The incident the inspector general was investigating has been called Signalgate, because top US officials were using the mainstream platform for communications that would typically occur through secure government channels. Crucially, then-US national security adviser Michael Waltz accidentally invited journalist Jeffrey Goldberg, The Atlantic’s top editor, to the Signal chat as well. Goldberg subsequently publicized the existence of the chat and his mistaken inclusion—illustrating in real time some of the dangers of using a consumer app for highly secret government and military business. Meanwhile, in addition to extremely specific information about the strike, including details like the timing of bomb drops, Hegseth messaged the chat at one point, “We are currently clean on opsec,” referring to operations security.
The IG report notes that Hegseth is the “head original classification authority in the DOD” and therefore decides what information needs to be classified and whether to declassify information.
“We concluded that the Secretary sent sensitive, nonpublic, operational information that he determined did not require classification over the Signal chat on his personal cell phone,” the IG wrote in the report. “However, because the Secretary indicated that he used the Signal application on his personal cell phone to send nonpublic DOD information, we concluded that the Secretary’s actions did not comply with DOD Instruction 8170.01, which prohibits using a personal device for official business and using a nonapproved commercially available messaging application to send nonpublic DOD information.”
The report states that Hegseth “declined to be interviewed” for the inspector general’s report and instead submitted a written statement about the Signalgate events. The Defense Department did not immediately respond to WIRED’s request for comment.

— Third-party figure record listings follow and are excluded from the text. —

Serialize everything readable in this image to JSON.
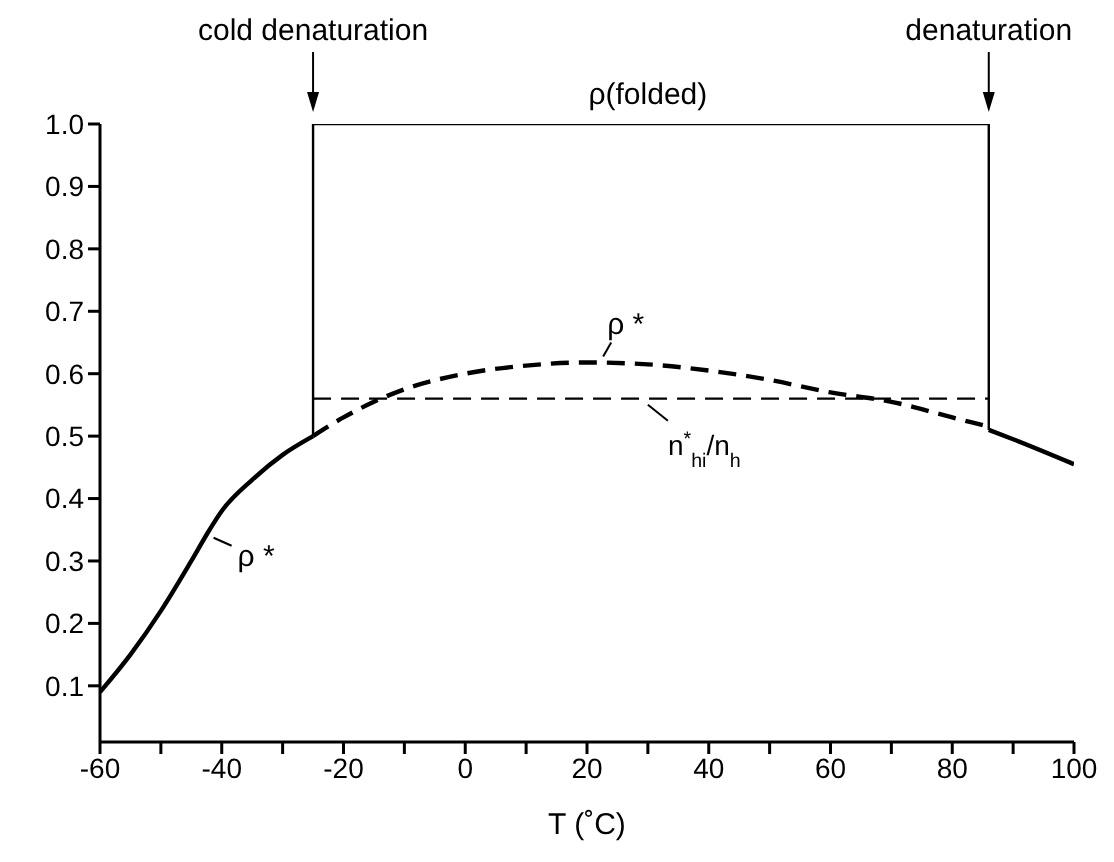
{
  "chart_data": {
    "type": "line",
    "xlabel": "T (˚C)",
    "xlim": [
      -60,
      100
    ],
    "xticks": [
      -60,
      {
        "value": -50,
        "label": null
      },
      -40,
      {
        "value": -30,
        "label": null
      },
      -20,
      {
        "value": -10,
        "label": null
      },
      0,
      {
        "value": 10,
        "label": null
      },
      20,
      {
        "value": 30,
        "label": null
      },
      40,
      {
        "value": 50,
        "label": null
      },
      60,
      {
        "value": 70,
        "label": null
      },
      80,
      {
        "value": 90,
        "label": null
      },
      100
    ],
    "ylim": [
      0.01,
      1.0
    ],
    "yticks": [
      0.1,
      0.2,
      0.3,
      0.4,
      0.5,
      0.6,
      0.7,
      0.8,
      0.9,
      {
        "value": 1.0,
        "label": "1.0"
      }
    ],
    "marker": "none",
    "series": [
      {
        "color": "#000000",
        "line_style": "solid",
        "x": [
          -60,
          -55,
          -50,
          -45,
          -42,
          -40,
          -35,
          -30,
          -25
        ],
        "values": [
          0.09,
          0.15,
          0.22,
          0.3,
          0.35,
          0.38,
          0.43,
          0.47,
          0.5
        ]
      },
      {
        "color": "#000000",
        "line_style": "dashed",
        "x": [
          -25,
          -20,
          -15,
          -10,
          0,
          10,
          20,
          30,
          40,
          50,
          60,
          70,
          80,
          86
        ],
        "values": [
          0.5,
          0.53,
          0.555,
          0.575,
          0.6,
          0.613,
          0.618,
          0.615,
          0.605,
          0.59,
          0.57,
          0.555,
          0.53,
          0.515
        ]
      },
      {
        "color": "#000000",
        "line_style": "solid",
        "x": [
          86,
          90,
          100
        ],
        "values": [
          0.51,
          0.495,
          0.455
        ]
      },
      {
        "color": "#000000",
        "line_style": "solid",
        "x": [
          -25,
          -25,
          86,
          86
        ],
        "values": [
          0.5,
          1.0,
          1.0,
          0.51
        ]
      },
      {
        "color": "#000000",
        "line_style": "dashed",
        "x": [
          -25,
          86
        ],
        "values": [
          0.56,
          0.56
        ]
      }
    ],
    "annotations": [
      {
        "text": "cold denaturation",
        "x": -25,
        "y": 1.0
      },
      {
        "text": "denaturation",
        "x": 86,
        "y": 1.0
      },
      {
        "text": "ρ(folded)",
        "x": 30,
        "y": 1.0
      },
      {
        "text": "ρ *",
        "x": -42,
        "y": 0.35
      },
      {
        "text": "ρ *",
        "x": 22,
        "y": 0.618
      },
      {
        "text": "n$^{*}$$_{hi}$/n$_{h}$",
        "x": 30,
        "y": 0.56
      }
    ]
  }
}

Signal is the gold standard secure messaging app for consumer use. It end-to-end encrypts messages and calls so only the sender and recipients can access them—not outside eavesdroppers or even Signal itself. And Signal also collects very minimal metadata, so the company knows almost nothing about its users and has nothing to turn over if it receives law enforcement requests. No matter how excellent Signal is, though, the “threat model” and use case of individual consumers is very different than that of high-ranking government and military officials.